10 March 2009

Four Literary Accounts To Follow On Twitter

When not obsessively reorganizing my Goodreads to-read list, I can often be found idling on Twitter, chatting with friends and being entertained one 140-character update at a time. While I'm more likely to report on my apartment or plot nefarious deeds than talk about what I'm necessarily reading, sometimes I get into discussions of books -- why just today, my pal GollyGeeGidget mentioned that she could get seven of the eight ANNE OF GREEN GABLES series books for free for her Kindle, and how odd it was that the eighth one was not free.* If you tweet, here are four reading-related accounts you should follow:

TwitterLit
. Twice a day this account tweets the first lines of books and allows you to click through, if you like what you read, to find out what the book is. I can't think of any books offhand that I found and loved through the service, but if you like first lines in general, it's pretty neat.

DailyLitBigRead. The e-mail novel series DailyLit launched this account to try and get people on Twitter to all read the same book at the same time. They're on hiatus now after the first selection, "The Curious Case of Benjamin Button," but I'm sure they'll be back.

FLWBooks
. This offshoot of the new website Flashlight Worthy Books delights in lists -- like books set in New Jersey, books of "Mad Men" or "Books about Disney's Corporate Mishegoss." Yep, they actually use the word mishegoss. Now that's chutzpah. Anyway, I have a half-baked Flashlight Worthy list somewhere, but in the mean time you should check out theirs.

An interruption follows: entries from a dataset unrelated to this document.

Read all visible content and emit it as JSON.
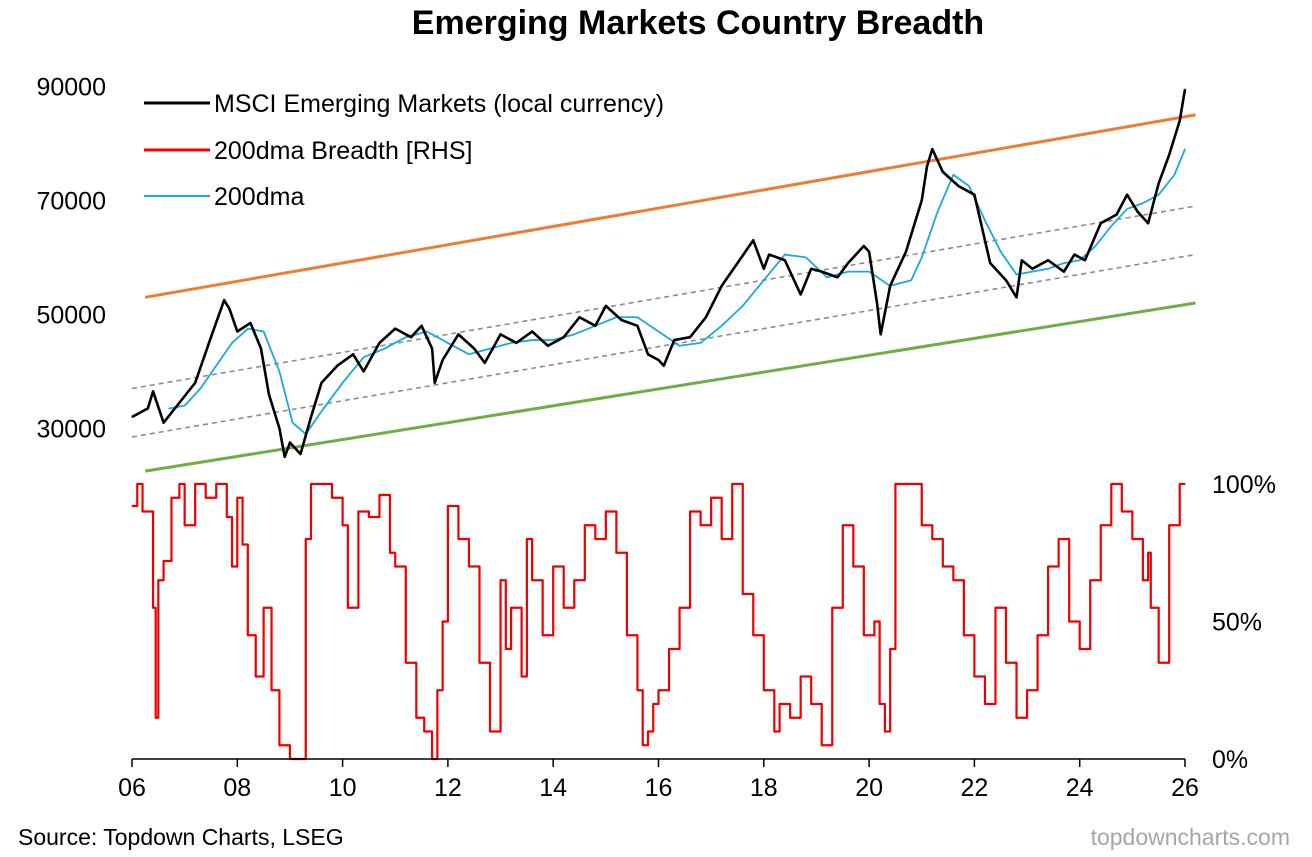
{
  "chart_data": {
    "type": "line",
    "title": "Emerging Markets Country Breadth",
    "source": "Source: Topdown Charts, LSEG",
    "watermark": "topdowncharts.com",
    "x_ticks": [
      "06",
      "08",
      "10",
      "12",
      "14",
      "16",
      "18",
      "20",
      "22",
      "24",
      "26"
    ],
    "x_range": [
      2006,
      2026
    ],
    "y_left": {
      "ticks": [
        "90000",
        "70000",
        "50000",
        "30000"
      ],
      "tick_values": [
        90000,
        70000,
        50000,
        30000
      ],
      "range": [
        22000,
        92000
      ]
    },
    "y_right": {
      "ticks": [
        "100%",
        "50%",
        "0%"
      ],
      "tick_values": [
        100,
        50,
        0
      ],
      "range": [
        0,
        100
      ]
    },
    "legend": [
      {
        "label": "MSCI Emerging Markets (local currency)",
        "color": "#000000"
      },
      {
        "label": "200dma Breadth [RHS]",
        "color": "#ee0000"
      },
      {
        "label": "200dma",
        "color": "#1ba8e0"
      }
    ],
    "colors": {
      "msci": "#000000",
      "dma": "#1ba8e0",
      "breadth": "#ee0000",
      "upper_channel": "#ed7d31",
      "lower_channel": "#70ad47",
      "mid_channel": "#8c8c8c"
    },
    "series": [
      {
        "name": "MSCI Emerging Markets (local currency)",
        "axis": "left",
        "x": [
          2006.0,
          2006.3,
          2006.4,
          2006.6,
          2006.9,
          2007.2,
          2007.5,
          2007.75,
          2007.85,
          2008.0,
          2008.25,
          2008.45,
          2008.6,
          2008.8,
          2008.9,
          2009.0,
          2009.2,
          2009.4,
          2009.6,
          2009.9,
          2010.2,
          2010.4,
          2010.7,
          2011.0,
          2011.3,
          2011.5,
          2011.7,
          2011.75,
          2011.9,
          2012.2,
          2012.5,
          2012.7,
          2013.0,
          2013.3,
          2013.6,
          2013.9,
          2014.2,
          2014.5,
          2014.8,
          2015.0,
          2015.3,
          2015.6,
          2015.8,
          2016.0,
          2016.1,
          2016.3,
          2016.6,
          2016.9,
          2017.2,
          2017.5,
          2017.8,
          2018.0,
          2018.1,
          2018.4,
          2018.7,
          2018.9,
          2019.1,
          2019.4,
          2019.6,
          2019.9,
          2020.0,
          2020.15,
          2020.22,
          2020.4,
          2020.7,
          2021.0,
          2021.1,
          2021.2,
          2021.4,
          2021.7,
          2022.0,
          2022.3,
          2022.6,
          2022.8,
          2022.9,
          2023.1,
          2023.4,
          2023.7,
          2023.9,
          2024.1,
          2024.4,
          2024.7,
          2024.9,
          2025.1,
          2025.3,
          2025.5,
          2025.7,
          2025.9,
          2026.0
        ],
        "y": [
          32000,
          33500,
          36500,
          31000,
          34500,
          38000,
          46000,
          52500,
          51000,
          47000,
          48500,
          44000,
          36000,
          30000,
          25000,
          27500,
          25500,
          32000,
          38000,
          41000,
          43000,
          40000,
          45000,
          47500,
          46000,
          48000,
          44000,
          38000,
          42000,
          46500,
          44000,
          41500,
          46500,
          45000,
          47000,
          44500,
          46000,
          49500,
          48000,
          51500,
          49000,
          48000,
          43000,
          42000,
          41000,
          45500,
          46000,
          49500,
          55000,
          59000,
          63000,
          58000,
          60500,
          59500,
          53500,
          58000,
          57500,
          56500,
          59000,
          62000,
          61000,
          52000,
          46500,
          55000,
          61000,
          70000,
          76000,
          79000,
          75000,
          72500,
          71000,
          59000,
          56000,
          53000,
          59500,
          58000,
          59500,
          57500,
          60500,
          59500,
          66000,
          67500,
          71000,
          68000,
          66000,
          73000,
          78000,
          84000,
          89500
        ]
      },
      {
        "name": "200dma",
        "axis": "left",
        "x": [
          2006.7,
          2007.0,
          2007.3,
          2007.6,
          2007.9,
          2008.2,
          2008.5,
          2008.8,
          2009.05,
          2009.3,
          2009.6,
          2010.0,
          2010.4,
          2010.8,
          2011.2,
          2011.6,
          2012.0,
          2012.4,
          2012.8,
          2013.2,
          2013.6,
          2014.0,
          2014.4,
          2014.8,
          2015.2,
          2015.6,
          2016.0,
          2016.4,
          2016.8,
          2017.2,
          2017.6,
          2018.0,
          2018.4,
          2018.8,
          2019.2,
          2019.6,
          2020.0,
          2020.4,
          2020.8,
          2021.0,
          2021.3,
          2021.6,
          2021.9,
          2022.2,
          2022.5,
          2022.8,
          2023.1,
          2023.4,
          2023.7,
          2024.0,
          2024.3,
          2024.6,
          2024.9,
          2025.2,
          2025.5,
          2025.8,
          2026.0
        ],
        "y": [
          33500,
          34000,
          37000,
          41000,
          45000,
          47500,
          47000,
          40000,
          31000,
          29000,
          33000,
          38000,
          42500,
          44000,
          46000,
          47000,
          45000,
          43000,
          44000,
          45000,
          45500,
          45500,
          46500,
          48000,
          49500,
          49500,
          47000,
          44500,
          45000,
          48000,
          51500,
          56000,
          60500,
          60000,
          56500,
          57500,
          57500,
          55000,
          56000,
          60000,
          68000,
          74500,
          72500,
          66500,
          61000,
          57000,
          57500,
          58000,
          59000,
          59500,
          62000,
          65500,
          68500,
          69500,
          71000,
          74500,
          79000
        ]
      },
      {
        "name": "200dma Breadth [RHS]",
        "axis": "right",
        "x": [
          2006.0,
          2006.1,
          2006.2,
          2006.4,
          2006.45,
          2006.5,
          2006.6,
          2006.75,
          2006.9,
          2007.0,
          2007.2,
          2007.4,
          2007.6,
          2007.8,
          2007.9,
          2008.0,
          2008.1,
          2008.2,
          2008.35,
          2008.5,
          2008.65,
          2008.8,
          2009.0,
          2009.2,
          2009.3,
          2009.4,
          2009.6,
          2009.8,
          2010.0,
          2010.1,
          2010.3,
          2010.5,
          2010.7,
          2010.9,
          2011.0,
          2011.2,
          2011.4,
          2011.55,
          2011.7,
          2011.8,
          2011.9,
          2012.0,
          2012.2,
          2012.4,
          2012.6,
          2012.8,
          2013.0,
          2013.1,
          2013.2,
          2013.4,
          2013.5,
          2013.6,
          2013.8,
          2014.0,
          2014.2,
          2014.4,
          2014.6,
          2014.8,
          2015.0,
          2015.2,
          2015.4,
          2015.6,
          2015.7,
          2015.8,
          2015.9,
          2016.0,
          2016.2,
          2016.4,
          2016.6,
          2016.8,
          2017.0,
          2017.2,
          2017.4,
          2017.6,
          2017.8,
          2018.0,
          2018.2,
          2018.3,
          2018.5,
          2018.7,
          2018.9,
          2019.1,
          2019.3,
          2019.5,
          2019.7,
          2019.9,
          2020.1,
          2020.2,
          2020.3,
          2020.4,
          2020.5,
          2020.6,
          2020.8,
          2021.0,
          2021.2,
          2021.4,
          2021.6,
          2021.8,
          2022.0,
          2022.2,
          2022.4,
          2022.6,
          2022.8,
          2023.0,
          2023.2,
          2023.4,
          2023.6,
          2023.8,
          2024.0,
          2024.2,
          2024.4,
          2024.6,
          2024.8,
          2025.0,
          2025.2,
          2025.3,
          2025.35,
          2025.5,
          2025.7,
          2025.9,
          2026.0
        ],
        "y": [
          92,
          100,
          90,
          55,
          15,
          65,
          72,
          95,
          100,
          85,
          100,
          95,
          100,
          88,
          70,
          95,
          78,
          45,
          30,
          55,
          25,
          5,
          0,
          0,
          80,
          100,
          100,
          95,
          85,
          55,
          90,
          88,
          96,
          75,
          70,
          35,
          15,
          10,
          0,
          25,
          50,
          92,
          80,
          70,
          35,
          10,
          65,
          40,
          55,
          30,
          80,
          65,
          45,
          70,
          55,
          65,
          85,
          80,
          90,
          75,
          45,
          25,
          5,
          10,
          20,
          25,
          40,
          55,
          90,
          85,
          95,
          80,
          100,
          60,
          45,
          25,
          10,
          20,
          15,
          30,
          20,
          5,
          55,
          85,
          70,
          45,
          50,
          20,
          10,
          40,
          100,
          100,
          100,
          85,
          80,
          70,
          65,
          45,
          30,
          20,
          55,
          35,
          15,
          25,
          45,
          70,
          80,
          50,
          40,
          65,
          85,
          100,
          90,
          80,
          65,
          75,
          55,
          35,
          85,
          100,
          100
        ]
      }
    ],
    "channel_lines": [
      {
        "name": "upper",
        "x": [
          2006.25,
          2026.2
        ],
        "y": [
          53000,
          85000
        ]
      },
      {
        "name": "mid-upper",
        "x": [
          2006.0,
          2026.2
        ],
        "y": [
          37000,
          69000
        ]
      },
      {
        "name": "mid-lower",
        "x": [
          2006.0,
          2026.2
        ],
        "y": [
          28500,
          60500
        ]
      },
      {
        "name": "lower",
        "x": [
          2006.25,
          2026.2
        ],
        "y": [
          22500,
          52000
        ]
      }
    ]
  }
}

NickCarraway. Speaking of "Mad Men," last summer some fans of the show set up ranks of characters' Twitter accounts which sent messages, baited each other and responded to fans. After initially trying to shut them down, AMC allowed these fan-created accounts to live, and I hope if the Fitzgerald estate ever cottons on to this one -- really an irregular dispatch of quotes from THE GREAT GATSBY -- it will be left as a tribute to the great book in question.

*It wasn't the last one in the series, either; it was ANNE OF INGLESIDE, the 6th book. Go figure.